Boeing devrait enfin dépasser Airbus en termes de commandes
Pour ce salon 2012 de Farnborough (Royaume-Uni), la guerre des chiffres entre Airbus (EADS) et Boeing devrait être remportée par l’avionneur américain. Ce dernier s’est refusé hier à se fixer un objectif de parts de marché, mais mise notamment sur la nouvelle version de son monocouloir B737Max, pour lequel il vient de remporter une commande de 75 appareils auprès d’Air Lease pour 7,2 milliards de dollars.
L’an dernier au Bourget, Airbus avait raflé 598 commandes contre seulement 47 pour Boeing. Pour Farnborough, CA Cheuvreux anticipe de 300 à 400 commandes au total, en raison d’une «économie de plus en plus faible et du pic de commandes de l’an dernier».
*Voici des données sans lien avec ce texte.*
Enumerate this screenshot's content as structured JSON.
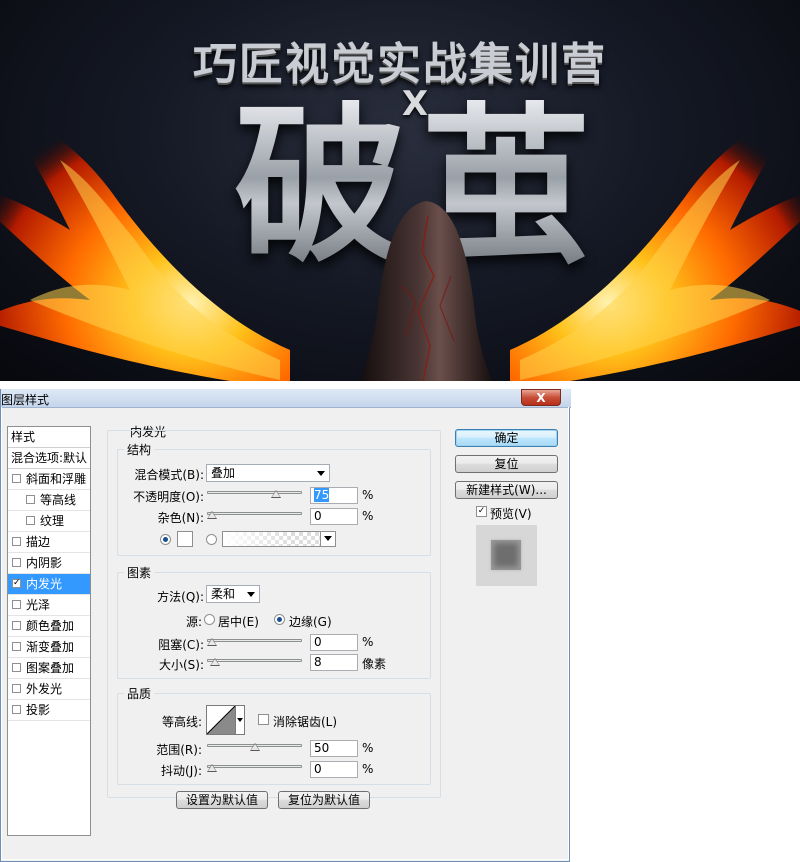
{
  "banner": {
    "headline": "巧匠视觉实战集训营",
    "cross": "X",
    "big_char_1": "破",
    "big_char_2": "茧"
  },
  "dialog": {
    "title": "图层样式",
    "close_label": "X",
    "style_list": {
      "header": "样式",
      "blend_options": "混合选项:默认",
      "items": [
        {
          "label": "斜面和浮雕",
          "checked": false,
          "level": 1
        },
        {
          "label": "等高线",
          "checked": false,
          "level": 2
        },
        {
          "label": "纹理",
          "checked": false,
          "level": 2
        },
        {
          "label": "描边",
          "checked": false,
          "level": 1
        },
        {
          "label": "内阴影",
          "checked": false,
          "level": 1
        },
        {
          "label": "内发光",
          "checked": true,
          "level": 1,
          "selected": true
        },
        {
          "label": "光泽",
          "checked": false,
          "level": 1
        },
        {
          "label": "颜色叠加",
          "checked": false,
          "level": 1
        },
        {
          "label": "渐变叠加",
          "checked": false,
          "level": 1
        },
        {
          "label": "图案叠加",
          "checked": false,
          "level": 1
        },
        {
          "label": "外发光",
          "checked": false,
          "level": 1
        },
        {
          "label": "投影",
          "checked": false,
          "level": 1
        }
      ]
    },
    "panel_title": "内发光",
    "structure": {
      "legend": "结构",
      "blend_mode_label": "混合模式(B):",
      "blend_mode_value": "叠加",
      "opacity_label": "不透明度(O):",
      "opacity_value": "75",
      "opacity_level": 75,
      "noise_label": "杂色(N):",
      "noise_value": "0",
      "noise_level": 0,
      "unit": "%"
    },
    "elements": {
      "legend": "图素",
      "technique_label": "方法(Q):",
      "technique_value": "柔和",
      "source_label": "源:",
      "source_center": "居中(E)",
      "source_edge": "边缘(G)",
      "choke_label": "阻塞(C):",
      "choke_value": "0",
      "choke_level": 0,
      "size_label": "大小(S):",
      "size_value": "8",
      "size_unit": "像素",
      "size_level": 8
    },
    "quality": {
      "legend": "品质",
      "contour_label": "等高线:",
      "antialias_label": "消除锯齿(L)",
      "range_label": "范围(R):",
      "range_value": "50",
      "range_level": 50,
      "jitter_label": "抖动(J):",
      "jitter_value": "0",
      "jitter_level": 0
    },
    "make_default": "设置为默认值",
    "reset_default": "复位为默认值",
    "ok": "确定",
    "reset": "复位",
    "new_style": "新建样式(W)...",
    "preview_label": "预览(V)",
    "preview_checked": true
  }
}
En 2011, l’avionneur européen avait signé 1.419 commandes nettes, contre seulement 805 pour son concurrent américain, soit une part de marché record de 64% en volume. Mais dès le début de l’année, John Leahy, directeur commercial d’Airbus, avait prévenu que la part de marché du groupe européen serait ramenée «à environ 50% ou probablement même moins que cela».
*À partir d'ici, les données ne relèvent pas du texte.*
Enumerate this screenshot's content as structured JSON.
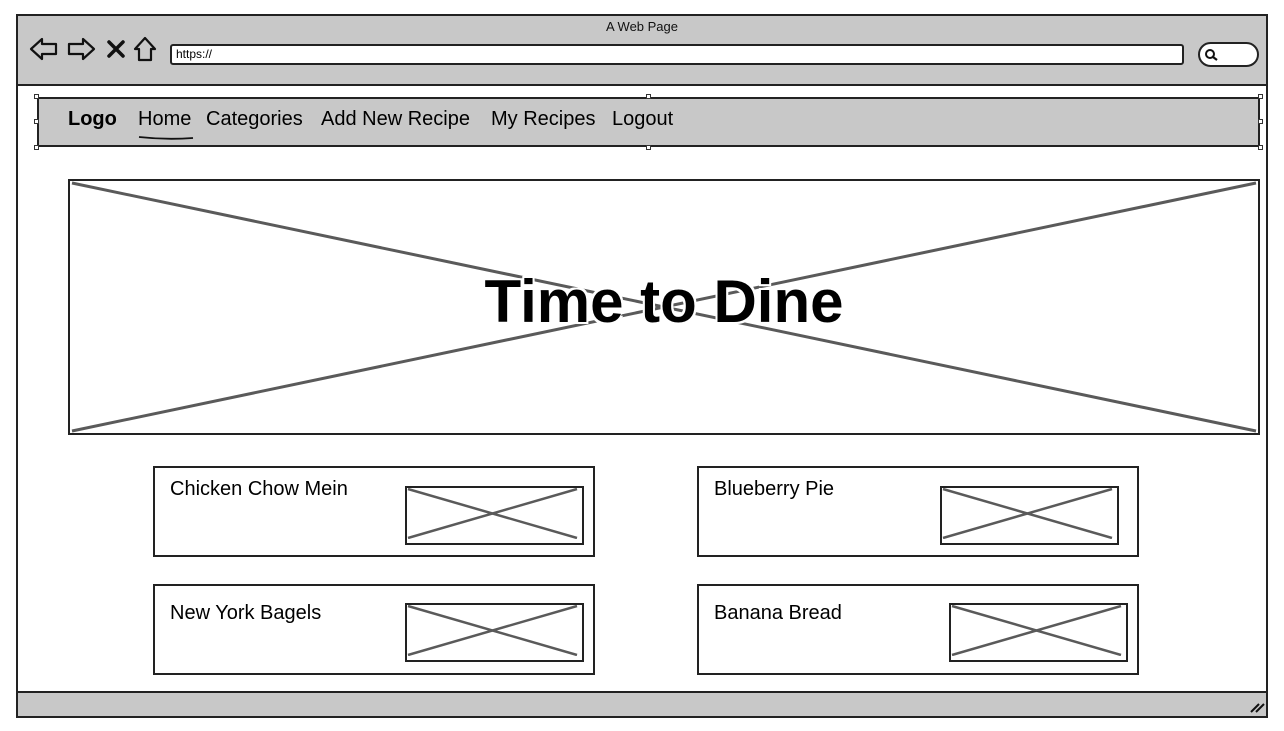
{
  "window": {
    "title": "A Web Page",
    "url": "https://"
  },
  "icons": {
    "back": "back-arrow-icon",
    "forward": "forward-arrow-icon",
    "stop": "close-icon",
    "home": "home-icon",
    "search": "search-icon",
    "resize": "resize-grip-icon"
  },
  "navbar": {
    "logo": "Logo",
    "items": [
      {
        "label": "Home",
        "active": true
      },
      {
        "label": "Categories"
      },
      {
        "label": "Add New Recipe"
      },
      {
        "label": "My Recipes"
      },
      {
        "label": "Logout"
      }
    ]
  },
  "hero": {
    "title": "Time to Dine"
  },
  "recipes": [
    {
      "title": "Chicken Chow Mein"
    },
    {
      "title": "Blueberry Pie"
    },
    {
      "title": "New York Bagels"
    },
    {
      "title": "Banana Bread"
    }
  ],
  "colors": {
    "chrome": "#c8c8c8",
    "border": "#222222",
    "placeholder_lines": "#5a5a5a"
  }
}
Sur le seul premier semestre, Boeing a déjà remporté 440 commandes, contre 230 pour Airbus. Pour l’ensemble de l’année, CA Cheuvreux mise sur 600 commandes brutes pour Airbus et 800 pour Boeing, et sur 577 livraisons pour le premier et 561 pour le second. Airbus vise même 650 commandes sur l’année, soit plus de 2.000 sur deux ans, se félicite son PDG. «Nous avons un concurrent qui essaie de revenir et qui est donc très agressif pour ce qui est des prix, a déclaré Fabrice Brégier, PDG d’Airbus. Nous restons calmes. […] Quand nous vendons l’A320neo, nous réalisons une très bonne marge».
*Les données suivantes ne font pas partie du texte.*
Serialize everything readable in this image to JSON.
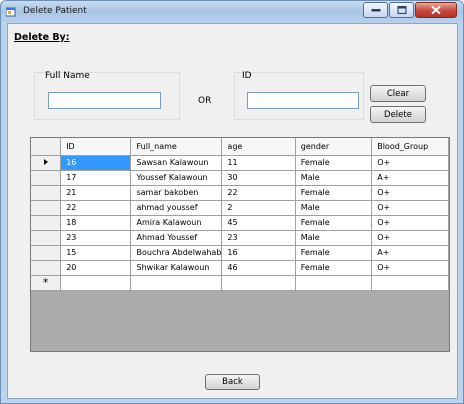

Face au nouveau modèle du 787 Dreamliner de Boeing, Airbus a annoncé hier son intention de produire un nouvel A330, de plus grande taille et de plus grande portée. «Cet appareil est le plus prisé de sa catégorie, a commenté John Leahy. Il pourra ainsi conserver cette position dominante dans les années à venir». Alors que plusieurs groupes ont déjà manifesté leur intérêt pour cet avion, qui devrait être en service dès l’été 2015, Airbus compte signer une commande dès cette semaine. En revanche, Fabrice Brégier n’exclut pas un nouveau retard pour la livraison du long courrier A350.
Autre atout, Airbus a annoncé au début du mois l’installation d’une usine d’assemblage aux Etats-Unis, visant 60% du marché mondial des monocouloirs dans les prochaines années contre 20% actuellement.